Phase 2 clinical study results to support proposed Phase 3 development of KETARX™ (ketamine) to treat Rett Syndrome for FDA approval via the 505(b)(2) regulatory pathway.
Ketamine is subjected to a Phase 2 clinical trial (NCT03633058) for Rett syndrome. Unpublished results from the study will be evaluated to support a potential Phase 3 clinical study and obtain FDA agreement on a regulatory plan for approval via the 505(b)(2) regulatory pathway.

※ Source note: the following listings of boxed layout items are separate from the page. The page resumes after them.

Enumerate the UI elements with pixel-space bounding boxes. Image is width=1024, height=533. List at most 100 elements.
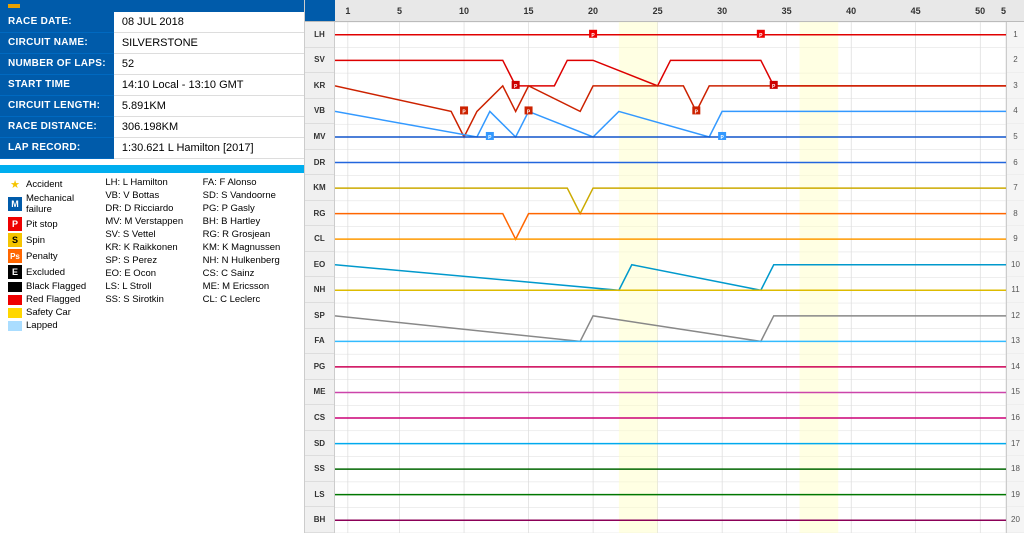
info-label: LAP RECORD:	[0, 138, 114, 159]
driver-label-row: ME	[305, 380, 334, 406]
driver-label-row: EO	[305, 252, 334, 278]
info-label: RACE DISTANCE:	[0, 117, 114, 138]
penalty-icon: Ps	[8, 249, 22, 263]
key-driver-item: SD: S Vandoorne	[203, 190, 296, 201]
pos-label-row: 8	[1007, 201, 1024, 227]
key-penalty: Ps Penalty	[8, 249, 101, 263]
info-grid: RACE DATE:08 JUL 2018CIRCUIT NAME:SILVER…	[0, 12, 304, 159]
lap-tick: 40	[846, 6, 856, 16]
driver-label-row: SP	[305, 303, 334, 329]
lap-tick: 5	[397, 6, 402, 16]
accident-icon: ★	[8, 177, 22, 191]
pos-label-row: 6	[1007, 150, 1024, 176]
key-driver-item: RG: R Grosjean	[203, 229, 296, 240]
driver-label-row: NH	[305, 277, 334, 303]
key-excluded: E Excluded	[8, 265, 101, 279]
key-driver-item: CS: C Sainz	[203, 268, 296, 279]
driver-label-row: DR	[305, 150, 334, 176]
key-mechanical: M Mechanical failure	[8, 193, 101, 215]
key-driver-item: SV: S Vettel	[105, 229, 198, 240]
key-driver-item: MV: M Verstappen	[105, 216, 198, 227]
lap-tick: 25	[653, 6, 663, 16]
pos-label-row: 11	[1007, 277, 1024, 303]
driver-label-row: FA	[305, 329, 334, 355]
key-driver-item: KR: K Raikkonen	[105, 242, 198, 253]
driver-label-row: PG	[305, 354, 334, 380]
key-accident: ★ Accident	[8, 177, 101, 191]
right-panel: 1510152025303540455052 LHSVKRVBMVDRKMRGC…	[305, 0, 1024, 533]
key-driver-item: ME: M Ericsson	[203, 281, 296, 292]
pitstop-icon: P	[8, 217, 22, 231]
key-lapped: Lapped	[8, 320, 101, 331]
driver-label-row: BH	[305, 507, 334, 533]
lap-tick: 15	[524, 6, 534, 16]
pos-label-row: 3	[1007, 73, 1024, 99]
info-label: CIRCUIT NAME:	[0, 33, 114, 54]
lap-tick: 30	[717, 6, 727, 16]
info-label: CIRCUIT LENGTH:	[0, 96, 114, 117]
key-safety-car: Safety Car	[8, 307, 101, 318]
pos-label-row: 12	[1007, 303, 1024, 329]
pos-label-row: 2	[1007, 48, 1024, 74]
driver-label-row: LS	[305, 482, 334, 508]
key-driver-item: CL: C Leclerc	[203, 294, 296, 305]
chart-svg: PPPPPPPPP	[335, 22, 1006, 533]
lap-tick: 45	[911, 6, 921, 16]
info-value: 52	[114, 54, 304, 75]
driver-label-row: MV	[305, 124, 334, 150]
key-driver-item: BH: B Hartley	[203, 216, 296, 227]
key-black-flagged: Black Flagged	[8, 281, 101, 292]
lap-tick: 10	[459, 6, 469, 16]
pos-label-row: 9	[1007, 226, 1024, 252]
lap-tick: 20	[588, 6, 598, 16]
info-value: SILVERSTONE	[114, 33, 304, 54]
pos-labels: 1234567891011121314151617181920	[1006, 22, 1024, 533]
info-value: 306.198KM	[114, 117, 304, 138]
key-red-flagged: Red Flagged	[8, 294, 101, 305]
red-flag-box	[8, 295, 22, 305]
driver-label-row: VB	[305, 99, 334, 125]
lapped-box	[8, 321, 22, 331]
driver-label-row: LH	[305, 22, 334, 48]
pos-label-row: 5	[1007, 124, 1024, 150]
driver-label-row: CL	[305, 226, 334, 252]
pos-label-row: 16	[1007, 405, 1024, 431]
pos-label-row: 19	[1007, 482, 1024, 508]
pos-label-row: 13	[1007, 329, 1024, 355]
key-driver-item: EO: E Ocon	[105, 268, 198, 279]
mechanical-icon: M	[8, 197, 22, 211]
pos-label-row: 15	[1007, 380, 1024, 406]
lap-tick: 52	[1001, 6, 1006, 16]
driver-labels: LHSVKRVBMVDRKMRGCLEONHSPFAPGMECSSDSSLSBH	[305, 22, 335, 533]
key-col-3: FA: F AlonsoSD: S VandoornePG: P GaslyBH…	[203, 177, 296, 331]
key-driver-item: SS: S Sirotkin	[105, 294, 198, 305]
info-value: 08 JUL 2018	[114, 12, 304, 33]
key-spin: S Spin	[8, 233, 101, 247]
key-driver-item: KM: K Magnussen	[203, 242, 296, 253]
info-value: 1:30.621 L Hamilton [2017]	[114, 138, 304, 159]
safety-car-box	[8, 308, 22, 318]
round-badge	[8, 4, 20, 8]
info-value: 14:10 Local - 13:10 GMT	[114, 75, 304, 96]
driver-label-row: KM	[305, 175, 334, 201]
driver-label-row: CS	[305, 405, 334, 431]
left-panel: RACE DATE:08 JUL 2018CIRCUIT NAME:SILVER…	[0, 0, 305, 533]
key-col-2: LH: L HamiltonVB: V BottasDR: D Ricciard…	[105, 177, 198, 331]
driver-label-row: SD	[305, 431, 334, 457]
key-col-1: ★ Accident M Mechanical failure P Pit st…	[8, 177, 101, 331]
pos-label-row: 18	[1007, 456, 1024, 482]
key-driver-item: LS: L Stroll	[105, 281, 198, 292]
key-pitstop: P Pit stop	[8, 217, 101, 231]
driver-label-row: SV	[305, 48, 334, 74]
info-value: 5.891KM	[114, 96, 304, 117]
pos-label-row: 14	[1007, 354, 1024, 380]
pos-label-row: 7	[1007, 175, 1024, 201]
driver-label-row: SS	[305, 456, 334, 482]
info-label: NUMBER OF LAPS:	[0, 54, 114, 75]
key-driver-item: NH: N Hulkenberg	[203, 255, 296, 266]
key-driver-item: VB: V Bottas	[105, 190, 198, 201]
key-driver-item: FA: F Alonso	[203, 177, 296, 188]
lap-tick: 1	[345, 6, 350, 16]
lap-tick: 35	[782, 6, 792, 16]
pos-label-row: 20	[1007, 507, 1024, 533]
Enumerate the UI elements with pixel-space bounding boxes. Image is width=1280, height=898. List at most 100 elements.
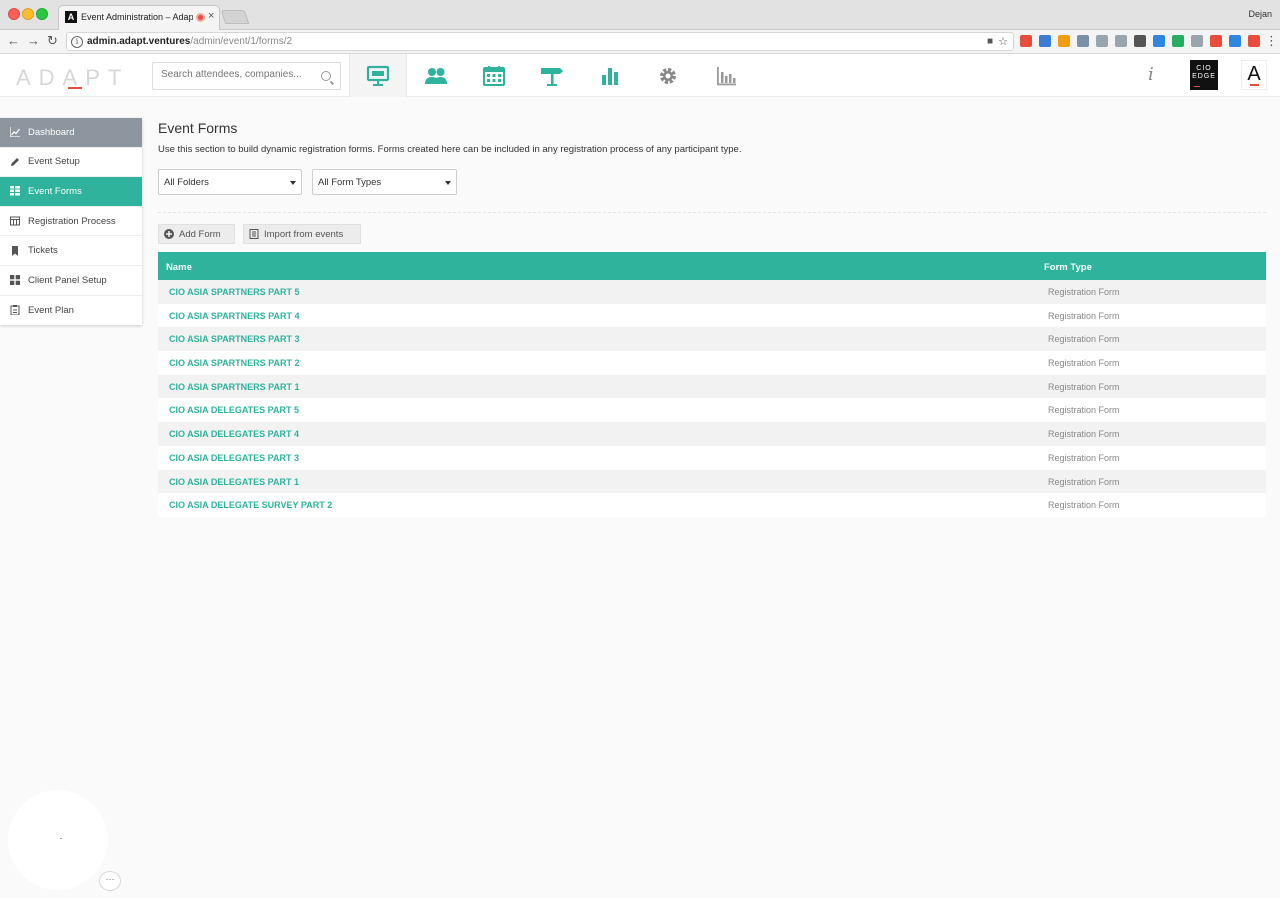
form-name-link[interactable]: CIO ASIA DELEGATES PART 4 [169, 429, 299, 439]
form-type-select-value: All Form Types [318, 177, 382, 188]
browser-extension-icon[interactable] [1058, 35, 1070, 47]
browser-menu-icon[interactable]: ⋮ [1265, 33, 1278, 49]
caret-down-icon [445, 181, 451, 185]
table-row: CIO ASIA SPARTNERS PART 3 Registration Fo… [158, 327, 1266, 352]
gear-icon [660, 67, 676, 84]
table-row: CIO ASIA SPARTNERS PART 2 Registration Fo… [158, 351, 1266, 375]
form-name-link[interactable]: CIO ASIA DELEGATES PART 1 [169, 477, 299, 487]
form-name-link[interactable]: CIO ASIA DELEGATES PART 3 [169, 453, 299, 463]
a-logo-accent [1250, 84, 1259, 86]
form-name-link[interactable]: CIO ASIA SPARTNERS PART 2 [169, 358, 300, 368]
sidebar-item-event-setup[interactable]: Event Setup [0, 148, 142, 178]
new-tab-button[interactable] [220, 10, 250, 24]
browser-extension-icon[interactable] [1039, 35, 1051, 47]
nav-people[interactable] [407, 54, 465, 97]
chat-indicator [60, 838, 62, 839]
table-row: CIO ASIA SPARTNERS PART 5 Registration Fo… [158, 280, 1266, 304]
nav-settings[interactable] [639, 54, 697, 97]
maximize-window-button[interactable] [36, 8, 48, 20]
tab-title: Event Administration – Adapt [81, 12, 193, 22]
import-from-events-button[interactable]: Import from events [243, 224, 361, 244]
minimize-window-button[interactable] [22, 8, 34, 20]
table-row: CIO ASIA DELEGATES PART 5 Registration Fo… [158, 398, 1266, 423]
sidebar-item-client-panel-setup[interactable]: Client Panel Setup [0, 266, 142, 296]
cio-edge-logo[interactable]: CIO EDGE [1190, 60, 1218, 90]
form-name-link[interactable]: CIO ASIA SPARTNERS PART 3 [169, 334, 300, 344]
nav-presentation[interactable] [349, 54, 407, 97]
table-row: CIO ASIA DELEGATES PART 4 Registration Fo… [158, 422, 1266, 446]
sidebar-item-event-forms[interactable]: Event Forms [0, 177, 142, 207]
sidebar-item-dashboard[interactable]: Dashboard [0, 118, 142, 148]
add-form-button[interactable]: Add Form [158, 224, 235, 244]
sidebar-item-label: Event Setup [28, 156, 80, 168]
search-input[interactable] [161, 69, 311, 80]
squares-icon [10, 275, 20, 286]
filter-bar: All Folders All Form Types [158, 169, 558, 195]
browser-tab[interactable]: A Event Administration – Adapt × [58, 5, 220, 30]
browser-extension-icon[interactable] [1248, 35, 1260, 47]
browser-extension-icon[interactable] [1077, 35, 1089, 47]
browser-extension-icon[interactable] [1229, 35, 1241, 47]
nav-stats[interactable] [581, 54, 639, 97]
form-name-link[interactable]: CIO ASIA DELEGATE SURVEY PART 2 [169, 500, 332, 510]
sidebar-item-tickets[interactable]: Tickets [0, 236, 142, 266]
profile-name[interactable]: Dejan [1248, 9, 1272, 19]
form-type-cell: Registration Form [1048, 334, 1120, 345]
url-bar[interactable]: i admin.adapt.ventures/admin/event/1/for… [66, 32, 1014, 51]
cio-logo-line-1: CIO [1196, 65, 1212, 72]
form-type-cell: Registration Form [1048, 358, 1120, 369]
folder-select[interactable]: All Folders [158, 169, 302, 195]
bookmark-star-icon[interactable]: ☆ [998, 35, 1008, 48]
browser-extension-icon[interactable] [1153, 35, 1165, 47]
column-header-form-type[interactable]: Form Type [1044, 262, 1092, 273]
browser-extension-icon[interactable] [1210, 35, 1222, 47]
cio-logo-accent [1194, 86, 1200, 87]
adapt-favicon-icon: A [65, 11, 77, 23]
clipboard-icon [10, 305, 20, 316]
form-name-link[interactable]: CIO ASIA DELEGATES PART 5 [169, 405, 299, 415]
reload-icon[interactable]: ↻ [47, 33, 58, 49]
nav-analytics[interactable] [697, 54, 755, 97]
browser-extension-icon[interactable] [1191, 35, 1203, 47]
nav-signpost[interactable] [523, 54, 581, 97]
column-header-name[interactable]: Name [166, 262, 192, 273]
form-type-cell: Registration Form [1048, 452, 1120, 463]
user-account-logo[interactable]: A [1241, 60, 1267, 90]
forward-arrow-icon[interactable]: → [27, 33, 40, 48]
sidebar-item-event-plan[interactable]: Event Plan [0, 296, 142, 326]
import-icon [249, 229, 259, 239]
browser-extension-icon[interactable] [1115, 35, 1127, 47]
bookmark-icon [12, 245, 18, 256]
recording-icon [196, 13, 205, 22]
address-toolbar: ← → ↻ i admin.adapt.ventures/admin/event… [0, 30, 1280, 54]
table-body: CIO ASIA SPARTNERS PART 5 Registration Fo… [158, 280, 1266, 517]
info-icon[interactable]: i [1148, 64, 1154, 85]
analytics-icon [717, 66, 736, 85]
sidebar-item-label: Client Panel Setup [28, 274, 107, 286]
tab-close-icon[interactable]: × [208, 10, 214, 22]
a-logo-letter: A [1247, 63, 1261, 85]
site-info-icon[interactable]: i [71, 36, 83, 48]
form-name-link[interactable]: CIO ASIA SPARTNERS PART 5 [169, 287, 300, 297]
form-name-link[interactable]: CIO ASIA SPARTNERS PART 4 [169, 311, 300, 321]
browser-extension-icon[interactable] [1096, 35, 1108, 47]
nav-calendar[interactable] [465, 54, 523, 97]
chat-more-button[interactable]: ··· [99, 871, 121, 891]
sidebar: Dashboard Event Setup Event Forms Regist… [0, 118, 142, 326]
camera-icon[interactable]: ■ [987, 36, 993, 47]
back-arrow-icon[interactable]: ← [7, 33, 20, 48]
form-type-select[interactable]: All Form Types [312, 169, 457, 195]
chat-widget[interactable] [8, 790, 108, 890]
browser-extension-icon[interactable] [1134, 35, 1146, 47]
close-window-button[interactable] [8, 8, 20, 20]
browser-extension-icon[interactable] [1172, 35, 1184, 47]
sidebar-item-registration-process[interactable]: Registration Process [0, 207, 142, 237]
browser-extension-icon[interactable] [1020, 35, 1032, 47]
page-description: Use this section to build dynamic regist… [158, 144, 742, 155]
line-chart-icon [10, 127, 20, 138]
cio-logo-line-2: EDGE [1192, 73, 1216, 80]
signpost-icon [541, 67, 563, 86]
search-icon[interactable] [321, 71, 331, 81]
form-name-link[interactable]: CIO ASIA SPARTNERS PART 1 [169, 382, 300, 392]
url-text: admin.adapt.ventures/admin/event/1/forms… [87, 36, 292, 47]
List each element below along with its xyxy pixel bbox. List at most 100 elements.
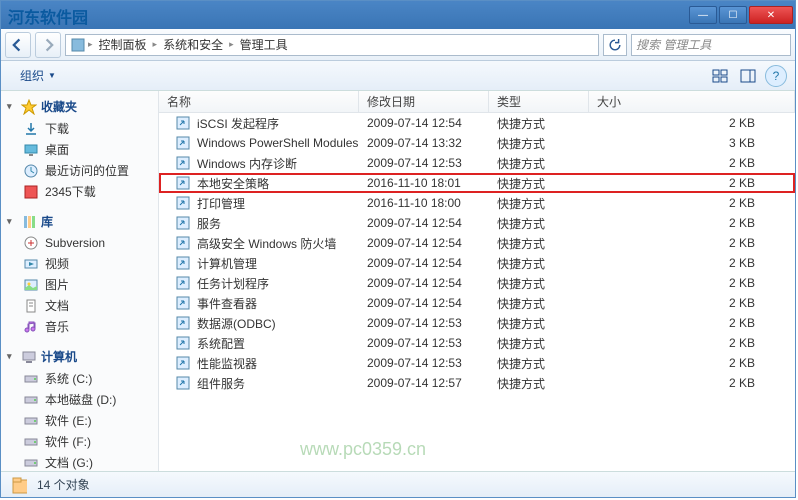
- sidebar-item[interactable]: 文档 (G:): [1, 452, 158, 471]
- file-date: 2009-07-14 12:57: [359, 376, 489, 390]
- sidebar-item[interactable]: 桌面: [1, 139, 158, 160]
- file-type: 快捷方式: [489, 215, 589, 232]
- desktop-icon: [23, 142, 39, 158]
- breadcrumb-item[interactable]: 控制面板: [95, 36, 151, 53]
- file-name: 本地安全策略: [197, 175, 269, 192]
- shortcut-icon: [175, 235, 191, 251]
- sidebar-item[interactable]: 软件 (E:): [1, 410, 158, 431]
- file-size: 2 KB: [589, 176, 795, 190]
- sidebar-item-label: 桌面: [45, 141, 69, 158]
- file-row[interactable]: 计算机管理2009-07-14 12:54快捷方式2 KB: [159, 253, 795, 273]
- file-row[interactable]: 性能监视器2009-07-14 12:53快捷方式2 KB: [159, 353, 795, 373]
- sidebar-item[interactable]: 下载: [1, 118, 158, 139]
- shortcut-icon: [175, 155, 191, 171]
- file-name: 任务计划程序: [197, 275, 269, 292]
- file-size: 2 KB: [589, 236, 795, 250]
- sidebar-item[interactable]: 最近访问的位置: [1, 160, 158, 181]
- sidebar-item[interactable]: Subversion: [1, 233, 158, 253]
- star-icon: [21, 99, 37, 115]
- sidebar-group-label: 库: [41, 213, 53, 230]
- file-row[interactable]: 任务计划程序2009-07-14 12:54快捷方式2 KB: [159, 273, 795, 293]
- breadcrumb-item[interactable]: 系统和安全: [159, 36, 227, 53]
- file-size: 2 KB: [589, 116, 795, 130]
- organize-button[interactable]: 组织▼: [9, 63, 67, 88]
- sidebar-item[interactable]: 软件 (F:): [1, 431, 158, 452]
- lib-icon: [21, 214, 37, 230]
- expand-icon: ▾: [7, 101, 17, 112]
- back-button[interactable]: [5, 32, 31, 58]
- file-type: 快捷方式: [489, 315, 589, 332]
- column-date[interactable]: 修改日期: [359, 91, 489, 112]
- sidebar-item[interactable]: 2345下载: [1, 181, 158, 202]
- file-date: 2009-07-14 13:32: [359, 136, 489, 150]
- file-name: 组件服务: [197, 375, 245, 392]
- sidebar: ▾收藏夹下载桌面最近访问的位置2345下载▾库Subversion视频图片文档音…: [1, 91, 159, 471]
- column-name[interactable]: 名称: [159, 91, 359, 112]
- file-size: 3 KB: [589, 136, 795, 150]
- file-row[interactable]: 组件服务2009-07-14 12:57快捷方式2 KB: [159, 373, 795, 393]
- column-type[interactable]: 类型: [489, 91, 589, 112]
- search-input[interactable]: 搜索 管理工具: [631, 34, 791, 56]
- preview-pane-button[interactable]: [737, 65, 759, 87]
- file-row[interactable]: 数据源(ODBC)2009-07-14 12:53快捷方式2 KB: [159, 313, 795, 333]
- doc-icon: [23, 298, 39, 314]
- file-row[interactable]: 服务2009-07-14 12:54快捷方式2 KB: [159, 213, 795, 233]
- refresh-button[interactable]: [603, 34, 627, 56]
- close-button[interactable]: ✕: [749, 6, 793, 24]
- chevron-right-icon[interactable]: ▸: [229, 39, 234, 50]
- forward-button[interactable]: [35, 32, 61, 58]
- file-date: 2009-07-14 12:54: [359, 116, 489, 130]
- chevron-right-icon[interactable]: ▸: [88, 39, 93, 50]
- sidebar-item[interactable]: 音乐: [1, 316, 158, 337]
- file-date: 2016-11-10 18:01: [359, 176, 489, 190]
- file-name: Windows PowerShell Modules: [197, 136, 358, 150]
- sidebar-item-label: 2345下载: [45, 183, 96, 200]
- file-row[interactable]: 系统配置2009-07-14 12:53快捷方式2 KB: [159, 333, 795, 353]
- column-size[interactable]: 大小: [589, 91, 795, 112]
- file-row[interactable]: Windows 内存诊断2009-07-14 12:53快捷方式2 KB: [159, 153, 795, 173]
- file-name: 打印管理: [197, 195, 245, 212]
- chevron-right-icon[interactable]: ▸: [153, 39, 158, 50]
- sidebar-item-label: 软件 (E:): [45, 412, 92, 429]
- file-date: 2016-11-10 18:00: [359, 196, 489, 210]
- svn-icon: [23, 235, 39, 251]
- file-type: 快捷方式: [489, 175, 589, 192]
- file-type: 快捷方式: [489, 195, 589, 212]
- file-size: 2 KB: [589, 376, 795, 390]
- file-size: 2 KB: [589, 196, 795, 210]
- column-headers: 名称 修改日期 类型 大小: [159, 91, 795, 113]
- sidebar-item[interactable]: 系统 (C:): [1, 368, 158, 389]
- sidebar-group-computer[interactable]: ▾计算机: [1, 345, 158, 368]
- file-type: 快捷方式: [489, 295, 589, 312]
- sidebar-item[interactable]: 文档: [1, 295, 158, 316]
- music-icon: [23, 319, 39, 335]
- file-row[interactable]: Windows PowerShell Modules2009-07-14 13:…: [159, 133, 795, 153]
- minimize-button[interactable]: —: [689, 6, 717, 24]
- file-row[interactable]: 事件查看器2009-07-14 12:54快捷方式2 KB: [159, 293, 795, 313]
- sidebar-group-lib[interactable]: ▾库: [1, 210, 158, 233]
- sidebar-item[interactable]: 本地磁盘 (D:): [1, 389, 158, 410]
- file-row[interactable]: 高级安全 Windows 防火墙2009-07-14 12:54快捷方式2 KB: [159, 233, 795, 253]
- recent-icon: [23, 163, 39, 179]
- maximize-button[interactable]: ☐: [719, 6, 747, 24]
- sidebar-item[interactable]: 视频: [1, 253, 158, 274]
- file-type: 快捷方式: [489, 255, 589, 272]
- file-row[interactable]: 打印管理 2016-11-10 18:00快捷方式2 KB: [159, 193, 795, 213]
- view-button[interactable]: [709, 65, 731, 87]
- video-icon: [23, 256, 39, 272]
- sidebar-item[interactable]: 图片: [1, 274, 158, 295]
- file-type: 快捷方式: [489, 155, 589, 172]
- file-row[interactable]: 本地安全策略 2016-11-10 18:01快捷方式2 KB: [159, 173, 795, 193]
- address-bar[interactable]: ▸ 控制面板 ▸ 系统和安全 ▸ 管理工具: [65, 34, 599, 56]
- breadcrumb-item[interactable]: 管理工具: [236, 36, 292, 53]
- shortcut-icon: [175, 355, 191, 371]
- help-button[interactable]: ?: [765, 65, 787, 87]
- file-name: 系统配置: [197, 335, 245, 352]
- file-type: 快捷方式: [489, 335, 589, 352]
- sidebar-group-star[interactable]: ▾收藏夹: [1, 95, 158, 118]
- file-type: 快捷方式: [489, 355, 589, 372]
- sidebar-item-label: 软件 (F:): [45, 433, 91, 450]
- sidebar-group-label: 计算机: [41, 348, 77, 365]
- file-name: iSCSI 发起程序: [197, 115, 279, 132]
- file-row[interactable]: iSCSI 发起程序2009-07-14 12:54快捷方式2 KB: [159, 113, 795, 133]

The potential of KETARX™ for rare disorders, and the addition of the Rett syndrome programme to the four FDA-approved orphan drug designations strengthens position in leading the advancement of ketamine for unmet medical needs in mental health, neurological and pain disorders.
Orphan drug designation has qualified ketamine for certain benefits and incentives, including seven years of marketing exclusivity if regulatory approval is ultimately received for the designated indication, potential tax credits for certain clinical drug testing costs, eligibility for orphan drug grants, and the waiver of the FDA New Drug Application filing fee of approximately $2.4 million.